Making Late Payments

Your business’s credit card company wants you to make this mistake because it means bigger profits for them. Most companies have hefty penalties for late payments. Late fees vary from card to card, so you should look at your credit card company’s policies to see how much you stand to lose.

With late credit card payments, though, you stand to lose much more than $30 or $50. Paying your credit card on time accounts for about 35 percent of your credit score. Credit companies don’t care how late the payment is. Even when you make the payment an hour after the due time, you can significantly damage your credit score.

The news gets even worse for people making late payments on business credit cards. Companies set interest rates according to how much risk they think your business represents. If you make a late payment, they have a good excuse to increase your interest rate. That’s a long-term setback that could have you paying more money for years.

Making Minimum Payments

Not to be too harsh on credit card companies, but minimum payments are a bit of a scam. If you only make the minimum payment, it could take you decades to pay off your balance. That’s assuming you ever pay it off at all.

The way that minimum payments hurt your business becomes quite obvious when you look at the numbers. Let’s say you have a $2000 balance on an 18 percent interest card. If you make the minimum payment every month (which is usually calculated as the interest rate plus one percent of your balance), then you will have given the credit card company $2,423.22 in interest by the time you have repaid the entire debt.
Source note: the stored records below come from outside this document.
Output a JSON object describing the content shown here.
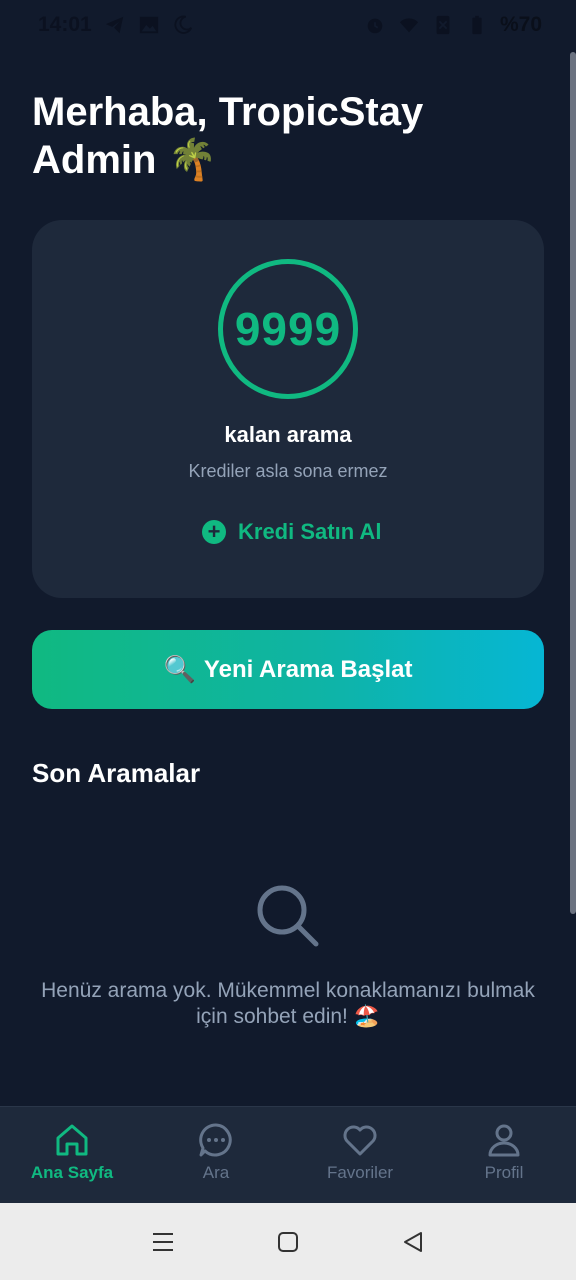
{
  "status_bar": {
    "time": "14:01",
    "battery": "%70"
  },
  "greeting": "Merhaba, TropicStay Admin 🌴",
  "credits": {
    "count": "9999",
    "label": "kalan arama",
    "subtitle": "Krediler asla sona ermez",
    "buy_label": "Kredi Satın Al",
    "accent_color": "#10b981"
  },
  "new_search": {
    "icon": "🔍",
    "label": "Yeni Arama Başlat"
  },
  "recent": {
    "title": "Son Aramalar",
    "empty_message": "Henüz arama yok. Mükemmel konaklamanızı bulmak için sohbet edin! 🏖️"
  },
  "bottom_nav": {
    "items": [
      {
        "label": "Ana Sayfa",
        "icon": "home-icon",
        "active": true
      },
      {
        "label": "Ara",
        "icon": "chat-icon",
        "active": false
      },
      {
        "label": "Favoriler",
        "icon": "heart-icon",
        "active": false
      },
      {
        "label": "Profil",
        "icon": "user-icon",
        "active": false
      }
    ]
  },
  "colors": {
    "background": "#111a2c",
    "card": "#1e293b",
    "muted_text": "#94a3b8",
    "gradient_start": "#10b981",
    "gradient_end": "#06b6d4"
  }
}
Even more disturbing is that it will take you 182 months (over 15 years) to do this. That’s assuming that you don’t make more purchases with your credit card. If you continue to use the card, then you might remain in debt forever. That’s not an exaggeration.

The bottom line is that you should always pay  more than the minimum, even if it really hurts you to do so. The short-term pain that your business experiences is nothing compared to the long-term pain of mounting debt.

Paying Off One Credit Card With Another Credit Card

A lot of credit cards let you pay off previous balances by “transferring” the amount to your new card. That can seem like a lifesaver for someone drowning in credit card debt. This lifesaver, however, has a concrete core that will drag you down.

When you transfer balances, you usually pay a higher interest rate on that amount, which means you owe even more money. You might have gotten one company off your back, but now you have another one demanding payments. What’s the solution? Transfer the balance to a new card, which means paying even more interest. The cycle never ends, and with each step you owe more.

These are three of the worst credit card habits. If you avoid them, you can use business credit responsibly. Fall into these traps, though, and it could mean the end of your business.